Мне так хотелось подарить Осипу Эмильевичу все цветы, но у меня тоже не было денег.
Жили Мандельштамы в абсолютной изоляции, кроме меня, у них никто не бывал, так же как и они бывали только у нас. Позднее я привела к ним Павла Леонидовича Загоровского, профессора Воронежского пединститута[82], по специальности психолога, человека широко образованного, страстно любящего и превосходно знающего поэзию. Он был кумиром воронежской поэтической молодежи и всегда окружен ею.
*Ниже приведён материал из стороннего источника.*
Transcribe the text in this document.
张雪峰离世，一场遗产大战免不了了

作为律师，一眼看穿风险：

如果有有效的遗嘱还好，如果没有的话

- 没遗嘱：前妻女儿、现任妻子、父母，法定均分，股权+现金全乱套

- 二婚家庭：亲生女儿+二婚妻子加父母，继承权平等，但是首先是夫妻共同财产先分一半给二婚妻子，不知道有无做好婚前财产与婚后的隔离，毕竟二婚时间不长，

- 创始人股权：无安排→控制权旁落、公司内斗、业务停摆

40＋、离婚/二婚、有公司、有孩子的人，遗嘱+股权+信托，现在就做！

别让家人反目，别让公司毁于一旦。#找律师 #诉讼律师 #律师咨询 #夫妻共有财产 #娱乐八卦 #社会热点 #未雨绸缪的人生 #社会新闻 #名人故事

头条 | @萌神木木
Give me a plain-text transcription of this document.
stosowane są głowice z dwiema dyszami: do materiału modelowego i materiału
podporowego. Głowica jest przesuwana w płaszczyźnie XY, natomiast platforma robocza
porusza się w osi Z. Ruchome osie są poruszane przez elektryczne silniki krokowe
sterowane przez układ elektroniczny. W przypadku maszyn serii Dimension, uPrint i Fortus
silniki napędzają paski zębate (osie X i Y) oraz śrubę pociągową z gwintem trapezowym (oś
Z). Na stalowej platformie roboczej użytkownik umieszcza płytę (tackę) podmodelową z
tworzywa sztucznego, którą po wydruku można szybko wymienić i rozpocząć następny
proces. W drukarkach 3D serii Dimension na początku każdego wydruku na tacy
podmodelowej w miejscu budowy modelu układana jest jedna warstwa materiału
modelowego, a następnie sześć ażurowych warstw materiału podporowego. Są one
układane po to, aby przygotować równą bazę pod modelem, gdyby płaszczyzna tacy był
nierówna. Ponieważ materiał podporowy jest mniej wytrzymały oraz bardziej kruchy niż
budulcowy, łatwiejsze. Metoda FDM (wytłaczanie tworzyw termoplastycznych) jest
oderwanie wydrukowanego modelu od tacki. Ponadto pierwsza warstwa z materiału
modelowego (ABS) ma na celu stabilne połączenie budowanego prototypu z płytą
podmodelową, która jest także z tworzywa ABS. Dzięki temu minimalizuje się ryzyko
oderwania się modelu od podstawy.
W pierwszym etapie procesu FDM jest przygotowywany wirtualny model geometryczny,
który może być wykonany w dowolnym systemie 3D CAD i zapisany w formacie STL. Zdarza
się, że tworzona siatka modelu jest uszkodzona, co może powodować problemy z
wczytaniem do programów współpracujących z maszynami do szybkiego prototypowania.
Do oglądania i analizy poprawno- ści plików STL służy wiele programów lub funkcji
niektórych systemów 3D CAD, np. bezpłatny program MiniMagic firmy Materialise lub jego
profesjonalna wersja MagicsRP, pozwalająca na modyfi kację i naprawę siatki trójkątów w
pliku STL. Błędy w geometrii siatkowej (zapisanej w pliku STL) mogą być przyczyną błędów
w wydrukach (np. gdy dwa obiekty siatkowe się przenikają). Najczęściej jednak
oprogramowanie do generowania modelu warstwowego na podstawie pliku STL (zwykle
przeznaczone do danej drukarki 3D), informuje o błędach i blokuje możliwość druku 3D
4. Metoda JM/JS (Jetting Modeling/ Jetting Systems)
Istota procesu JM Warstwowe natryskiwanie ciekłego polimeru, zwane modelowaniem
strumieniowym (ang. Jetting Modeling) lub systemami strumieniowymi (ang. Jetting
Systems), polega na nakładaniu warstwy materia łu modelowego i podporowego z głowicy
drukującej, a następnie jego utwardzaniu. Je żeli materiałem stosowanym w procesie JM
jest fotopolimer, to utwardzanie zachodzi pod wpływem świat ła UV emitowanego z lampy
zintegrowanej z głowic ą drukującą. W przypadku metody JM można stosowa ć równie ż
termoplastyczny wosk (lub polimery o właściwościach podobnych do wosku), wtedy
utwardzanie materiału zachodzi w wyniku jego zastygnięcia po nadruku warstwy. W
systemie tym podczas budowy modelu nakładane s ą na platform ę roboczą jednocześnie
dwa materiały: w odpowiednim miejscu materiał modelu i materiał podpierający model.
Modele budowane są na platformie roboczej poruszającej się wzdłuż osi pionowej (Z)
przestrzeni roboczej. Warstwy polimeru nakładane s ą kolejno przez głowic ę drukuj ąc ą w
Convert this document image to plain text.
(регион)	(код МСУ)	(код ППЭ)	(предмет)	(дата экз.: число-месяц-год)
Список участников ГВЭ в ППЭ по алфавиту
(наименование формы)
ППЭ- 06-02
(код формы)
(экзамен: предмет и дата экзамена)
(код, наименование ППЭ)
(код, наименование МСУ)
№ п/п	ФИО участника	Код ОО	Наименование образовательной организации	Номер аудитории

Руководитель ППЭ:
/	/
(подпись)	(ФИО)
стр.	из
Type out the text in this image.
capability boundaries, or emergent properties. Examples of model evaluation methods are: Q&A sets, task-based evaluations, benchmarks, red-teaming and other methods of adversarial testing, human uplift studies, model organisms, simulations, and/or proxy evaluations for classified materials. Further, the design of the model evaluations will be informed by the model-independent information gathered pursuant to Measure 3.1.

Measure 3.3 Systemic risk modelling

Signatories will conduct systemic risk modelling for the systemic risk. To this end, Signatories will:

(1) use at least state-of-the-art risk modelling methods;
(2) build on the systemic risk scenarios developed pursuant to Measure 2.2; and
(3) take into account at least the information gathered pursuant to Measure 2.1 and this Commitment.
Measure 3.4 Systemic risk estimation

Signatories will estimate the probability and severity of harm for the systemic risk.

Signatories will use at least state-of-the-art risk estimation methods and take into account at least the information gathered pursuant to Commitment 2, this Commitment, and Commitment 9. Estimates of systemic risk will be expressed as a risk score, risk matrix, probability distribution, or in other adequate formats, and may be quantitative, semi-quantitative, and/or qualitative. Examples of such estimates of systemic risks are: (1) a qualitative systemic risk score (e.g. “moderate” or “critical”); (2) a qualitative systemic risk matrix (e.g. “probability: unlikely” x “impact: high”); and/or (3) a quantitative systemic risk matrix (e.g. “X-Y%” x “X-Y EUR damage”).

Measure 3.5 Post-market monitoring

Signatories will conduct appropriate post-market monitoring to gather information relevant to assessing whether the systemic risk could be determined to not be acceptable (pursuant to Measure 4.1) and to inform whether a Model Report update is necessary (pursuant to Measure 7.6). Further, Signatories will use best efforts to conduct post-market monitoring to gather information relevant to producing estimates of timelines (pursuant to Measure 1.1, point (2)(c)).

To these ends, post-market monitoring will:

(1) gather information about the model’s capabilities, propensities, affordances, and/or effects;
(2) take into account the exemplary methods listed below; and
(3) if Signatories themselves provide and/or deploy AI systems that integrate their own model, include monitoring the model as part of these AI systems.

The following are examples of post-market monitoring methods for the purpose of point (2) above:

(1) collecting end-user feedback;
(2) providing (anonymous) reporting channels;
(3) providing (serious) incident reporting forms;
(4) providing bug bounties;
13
Павел Леонидович был человек необыкновенный и по внешнему облику, и по манерам, и по характеру. Его движения, походка отличались изяществом. Очень быстрый взгляд и вдруг — опущенные ресницы, какая-то удивительная живость, внезапный смех, как бы вызванный своими мыслями, высокий звук голоса, а главное, удивительная деликатность, безукоризненная воспитанность, столь редкая сейчас, — все это поражало, приковывало к нему людей. Недаром Осип Эмильевич называл его «бархатный профессор». Тонкий, остроумный и в то же время очень мягкий, удивительно скромный, он никогда не подчеркивал своей буквально энциклопедической образованности. Память у него была феноменальная. Это был безупречно порядочный человек, по-настоящему мужественный, не побоявшийся поставить под удар и себя, и семью я свое положение (он был не только профессором и завкафедрой, но и проректором).